NEWBURGH, N.Y. — Members of the Newburgh community came together on Saturday to share information, speak their experiences and help forge a path toward ending the opioid crisis happening right in our backyard.

"It is like a tidal wave, it is like a tsunami hitting this community, our community, our world," says Lauren Mandel, a nurse who lost her 22-year-old son Zane to opioid addiction last September. "It's not just anybody's kid, it's my kid, it's your kid, it's everybody's kid."

Frank Barone from Hudson Valley Community Services survived his addiction and now helps others dealing with opioid use, working with a syringe exchange program.

"You can read a hundred books and you think that you know about addiction, but until you’ve actually been through addiction and have experienced it, you're never going to truly understand what it's like to be a heroin addict on the streets,” said Barone.

Assemblyman Frank Skartados (D-Milton) led a passionate panel discussion and town hall with leaders in policy, treatment and prevention who spoke candidly about how the community can help save lives.

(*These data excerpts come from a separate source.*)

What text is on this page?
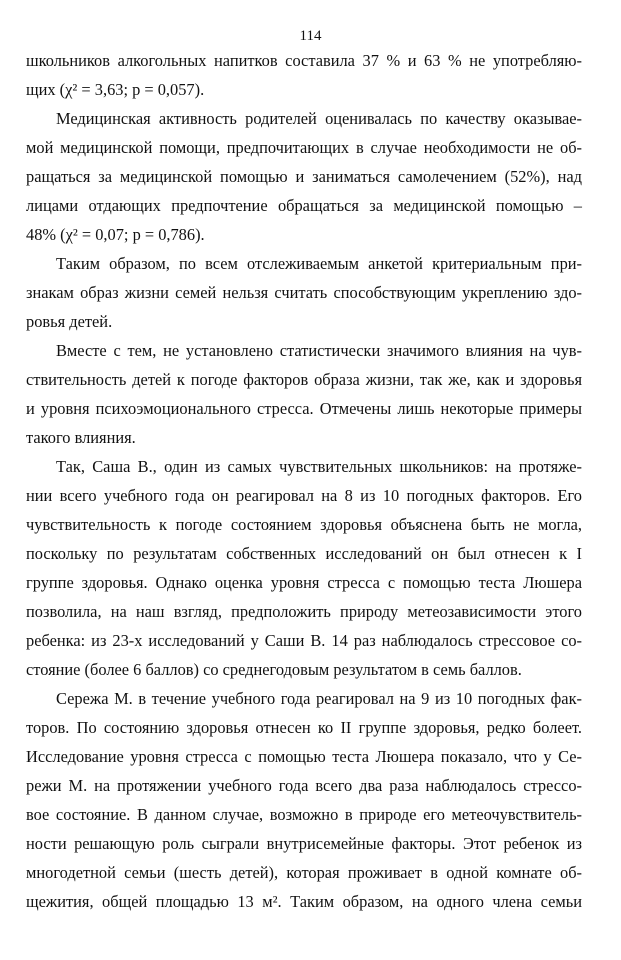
114
школьников алкогольных напитков составила 37 % и 63 % не употребляю-
щих (χ² = 3,63; p = 0,057).
Медицинская активность родителей оценивалась по качеству оказывае-
мой медицинской помощи, предпочитающих в случае необходимости не об-
ращаться за медицинской помощью и заниматься самолечением (52%), над
лицами отдающих предпочтение обращаться за медицинской помощью –
48% (χ² = 0,07; p = 0,786).
Таким образом, по всем отслеживаемым анкетой критериальным при-
знакам образ жизни семей нельзя считать способствующим укреплению здо-
ровья детей.
Вместе с тем, не установлено статистически значимого влияния на чув-
ствительность детей к погоде факторов образа жизни, так же, как и здоровья
и уровня психоэмоционального стресса. Отмечены лишь некоторые примеры
такого влияния.
Так, Саша В., один из самых чувствительных школьников: на протяже-
нии всего учебного года он реагировал на 8 из 10 погодных факторов. Его
чувствительность к погоде состоянием здоровья объяснена быть не могла,
поскольку по результатам собственных исследований он был отнесен к I
группе здоровья. Однако оценка уровня стресса с помощью теста Люшера
позволила, на наш взгляд, предположить природу метеозависимости этого
ребенка: из 23-х исследований у Саши В. 14 раз наблюдалось стрессовое со-
стояние (более 6 баллов) со среднегодовым результатом в семь баллов.
Сережа М. в течение учебного года реагировал на 9 из 10 погодных фак-
торов. По состоянию здоровья отнесен ко II группе здоровья, редко болеет.
Исследование уровня стресса с помощью теста Люшера показало, что у Се-
режи М. на протяжении учебного года всего два раза наблюдалось стрессо-
вое состояние. В данном случае, возможно в природе его метеочувствитель-
ности решающую роль сыграли внутрисемейные факторы. Этот ребенок из
многодетной семьи (шесть детей), которая проживает в одной комнате об-
щежития, общей площадью 13 м². Таким образом, на одного члена семьи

And many in the audience had stories like Mandel's or Barone's. 

Saturday’s event was less about explaining the problem everyone knows exists, and more about finding compassionate solutions to support those dealing with addiction. 

"People are crying for treatment, but so many people are addicted to this idea that addiction and recovery works one way,” says New York State Director Kassandra Frederique of Drug Policy Alliance. "That it's cold turkey. That you can't use medication. That it's tough love. That you have to hit rock bottom. It works for some people, and it kills others."